Previous prisoners report harshness in N. Korea
Americans held in North Korean prisons have endured hard labor, some were kept at times in total darkness under conditions so bleak that one prisoner tried to kill himself, and succeeded in doing so after his release.
President Donald Trump said early Thursday when he welcomed three Americans home that North Korea’s Kim Jong Un “was excellent to these three incredible people.”
But some other Americans who were imprisoned in North Korea described harsh experiences, mirroring what more than 100,000 political prisoners may be enduring there each day.
When Secretary of State Mike Pompeo’s plane carrying the three newly released prisoners made a refueling stop in Anchorage, one of them asked to go outside, saying he hadn’t seen daylight in a long time.
After landing at Joint Base Andrews in Maryland, Kim Dong Chul, Kim Hak Song and Tony Kim flashed peace signs and waved their arms as they emerged from the aircraft. They were taken to Walter Reed National Military Medical Center, which aid it’s giving them time to decompress. The military hospital said reuniting them with families too soon can “cause additional psychological stress.”
Tony Kim’s family said in a statement that “we thank God for Tony’s safe return. We ask that you continue to pray for the people of North Korea and for the release of all who are still being held.”
Jeffrey Fowle, who was held in North Korea for six months in 2014 after intentionally leaving a Bible in a nightclub, said he thinks Trump’s words were “more diplomacy than anything else, trying to improve the atmosphere” before his meeting with North Korea’s leader. Fowle has consistently said that he was treated well physically by his captors but suffered from not knowing what was happening with his family.
Others had more grueling experiences.
Aijalon Gomes was imprisoned for illegally crossing into North Korea from China in 2010 and sentenced to eight years of hard labor. The American, who was released in 2011, said he tried to commit suicide while in captivity. Last year, Gomes burned to death in a field in San Diego. The medical examiner said Gomes suffered from post-traumatic stress disorder and committed suicide, The San Diego Union-Tribune reported in February.
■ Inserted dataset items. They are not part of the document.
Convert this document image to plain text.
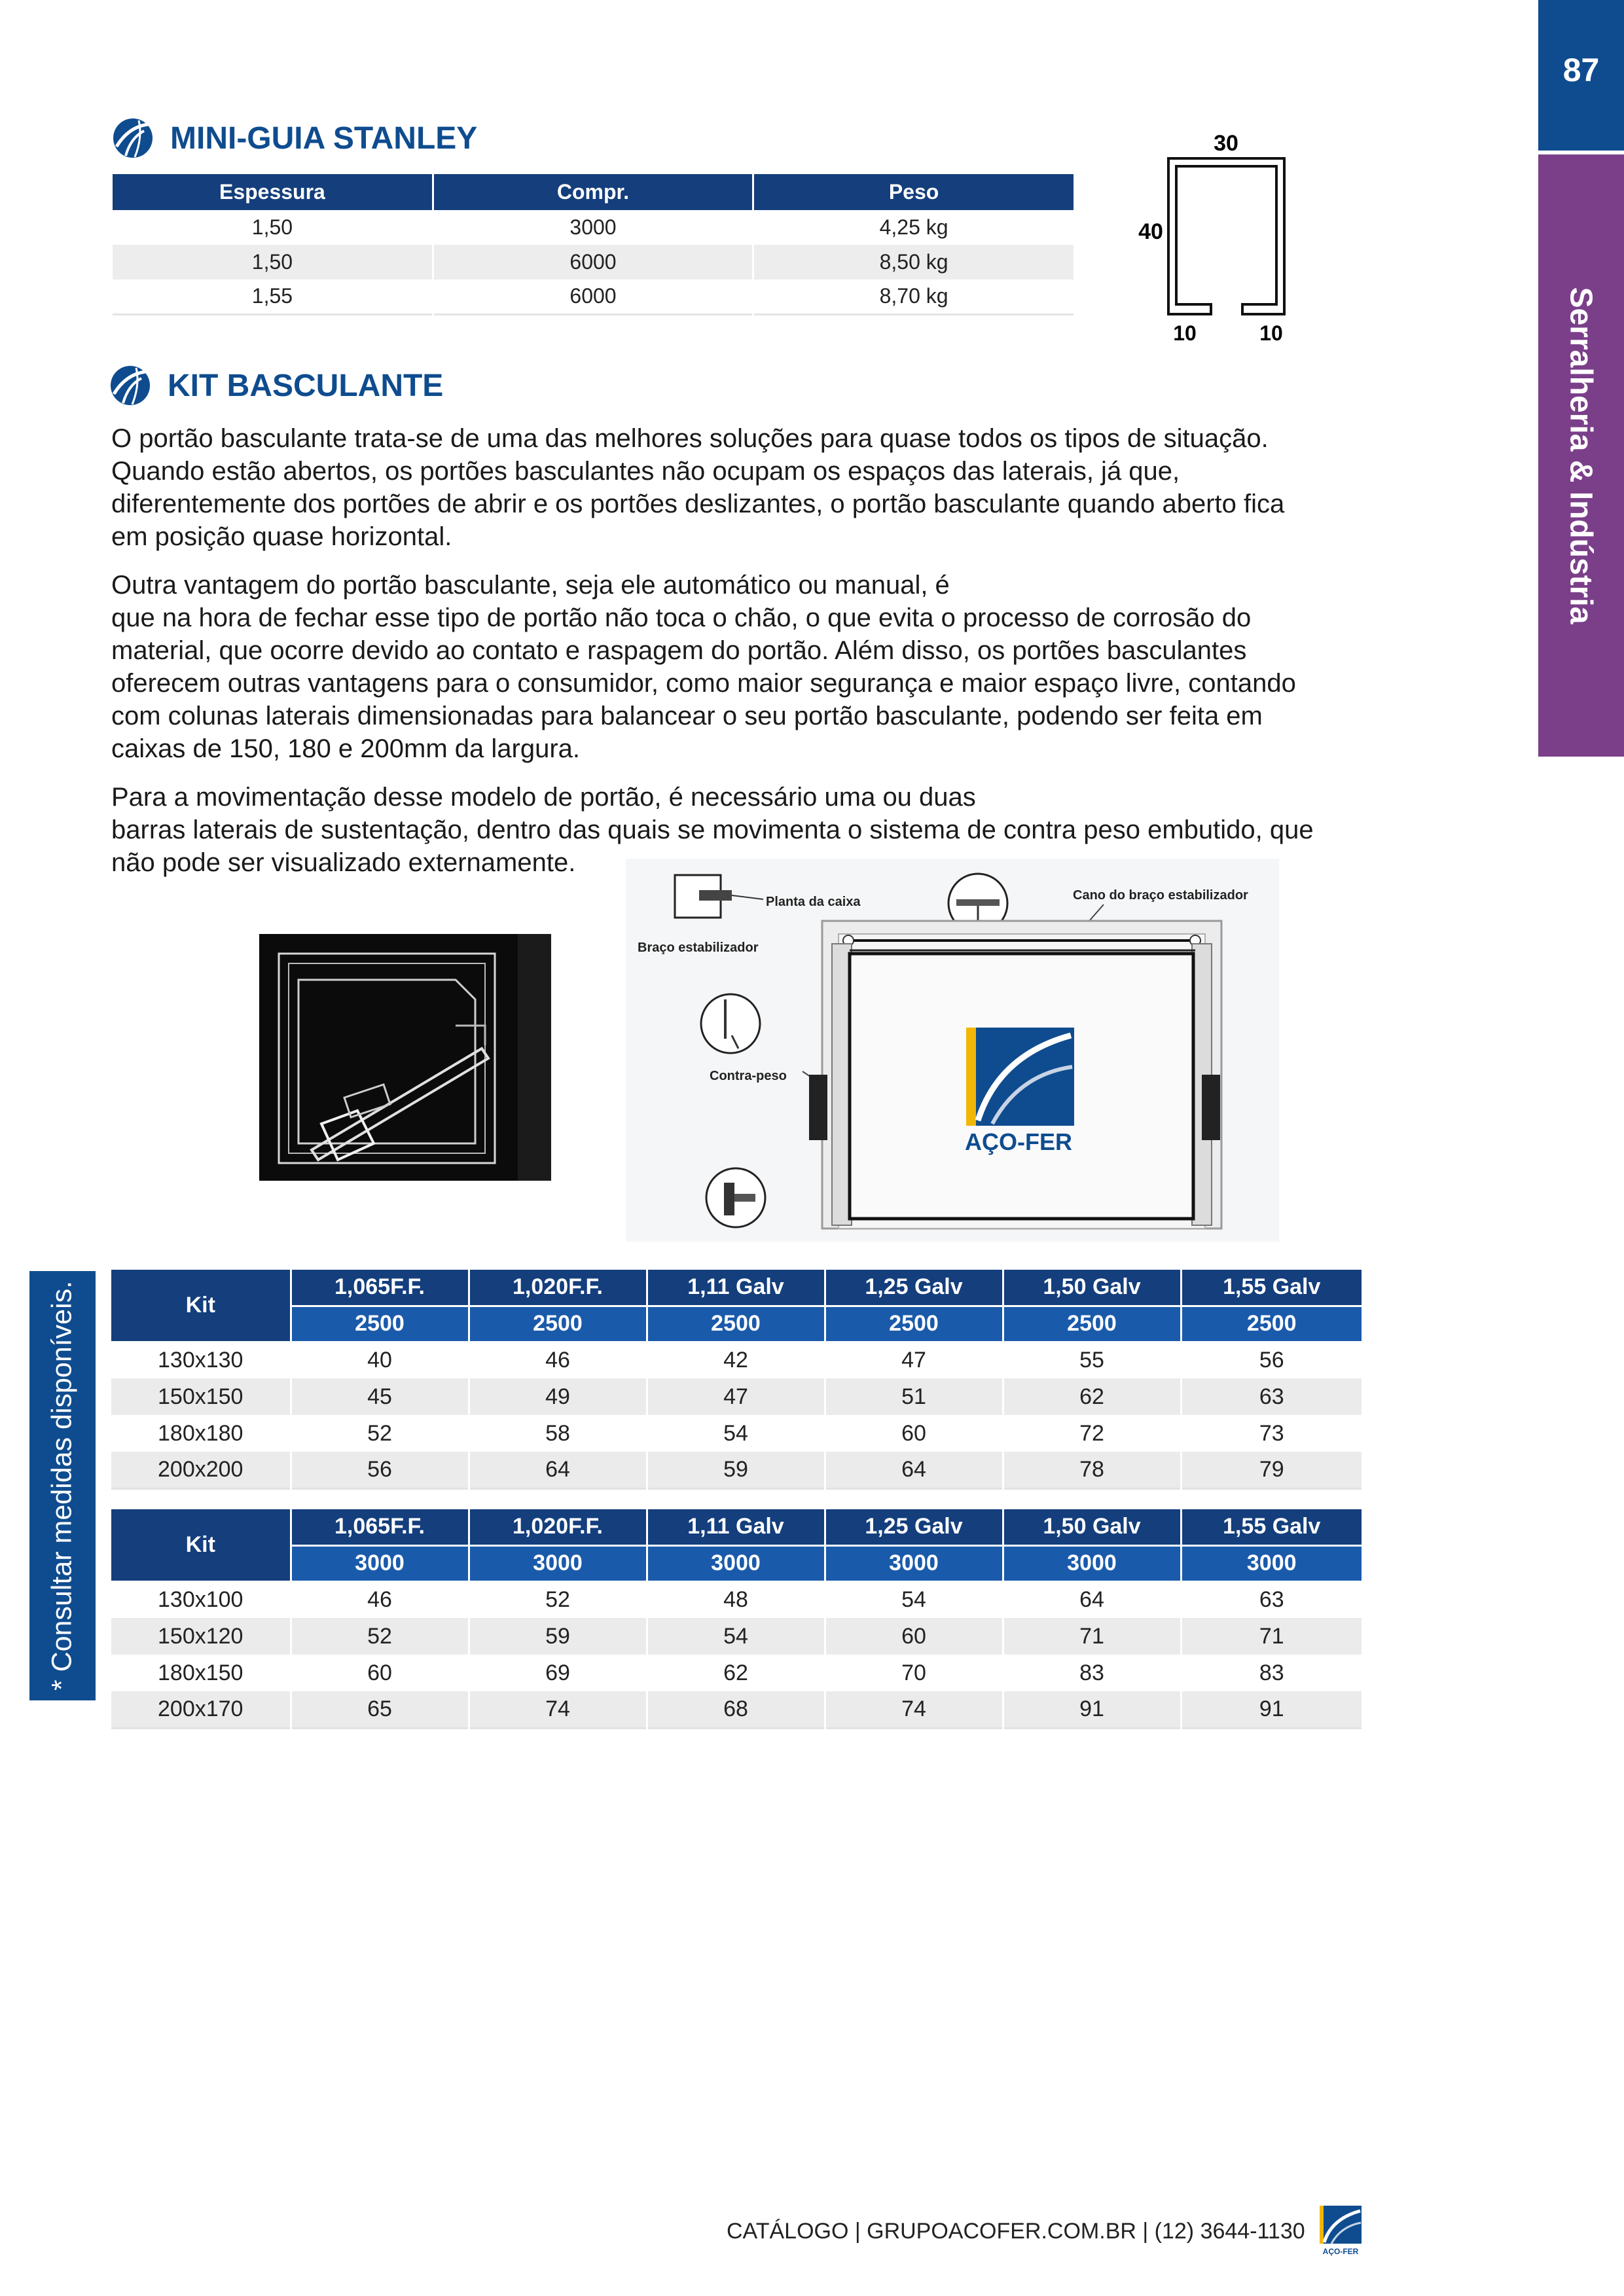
87
Serralheria & Indústria
* Consultar medidas disponíveis.
MINI-GUIA STANLEY
Espessura	Compr.	Peso
1,50	3000	4,25 kg
1,50	6000	8,50 kg
1,55	6000	8,70 kg
30
40
10	10
KIT BASCULANTE

O portão basculante trata-se de uma das melhores soluções para quase todos os tipos de situação.
Quando estão abertos, os portões basculantes não ocupam os espaços das laterais, já que,
diferentemente dos portões de abrir e os portões deslizantes, o portão basculante quando aberto fica
em posição quase horizontal.

Outra vantagem do portão basculante, seja ele automático ou manual, é
que na hora de fechar esse tipo de portão não toca o chão, o que evita o processo de corrosão do
material, que ocorre devido ao contato e raspagem do portão. Além disso, os portões basculantes
oferecem outras vantagens para o consumidor, como maior segurança e maior espaço livre, contando
com colunas laterais dimensionadas para balancear o seu portão basculante, podendo ser feita em
caixas de 150, 180 e 200mm da largura.

Para a movimentação desse modelo de portão, é necessário uma ou duas
barras laterais de sustentação, dentro das quais se movimenta o sistema de contra peso embutido, que
não pode ser visualizado externamente.

Planta da caixa	Cano do braço estabilizador
Braço estabilizador
Contra-peso
AÇO-FER
Kit	1,065F.F.	1,020F.F.	1,11 Galv	1,25 Galv	1,50 Galv	1,55 Galv
	2500	2500	2500	2500	2500	2500
130x130	40	46	42	47	55	56
150x150	45	49	47	51	62	63
180x180	52	58	54	60	72	73
200x200	56	64	59	64	78	79
Kit	1,065F.F.	1,020F.F.	1,11 Galv	1,25 Galv	1,50 Galv	1,55 Galv
	3000	3000	3000	3000	3000	3000
130x100	46	52	48	54	64	63
150x120	52	59	54	60	71	71
180x150	60	69	62	70	83	83
200x170	65	74	68	74	91	91
CATÁLOGO | GRUPOACOFER.COM.BR | (12) 3644-1130
AÇO-FER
Otto Warmbier was imprisoned for trying to steal a political banner. He was flown back to the United States in a vegetative state and died soon afterward. What caused him to lapse into a coma is unknown.
Journalist Laura Ling, arrested for illegally entering North Korea, said she was first held in a small cell that was enveloped in total darkness when jailers closed slats on the doors. She told CBS News that she was grateful she wasn’t sent to a labor camp, and that she had a room with separate bathroom after she was transferred to the capital, Pyongyang.
Former prisoner Kenneth Bae told CNN after his release in 2014 that he worked from 8 a.m. to 6 p.m., farming in fields, carrying rocks and shoveling coal. That appears similar to the forced labor that political prisoners must perform, said Francisco Bencosme, Asia Advocacy manager of Amnesty International USA. The prisoners are also sometimes raped, tortured, starved and even executed, he said.
A United Nations Commission of Inquiry estimated in 2014 that between 80,000 and 120,000 political prisoners were being detained in four large prison camps.
Amnesty International USA and other human rights groups urged Trump to include human rights issues in his June 12 summit with Kim in Singapore.
“We strongly believe that the United States and others in the international community should not hold back on condemning human rights abuses,” the groups wrote Trump on Tuesday. They asked Trump to urge North Korea to allow international observers to visit all prisons and forced labor camps. The group also wants North Korea to take steps to free detainees held for activities that aren’t criminalized under international law, such as freedom of speech and religion or attempting to leave the country without permission.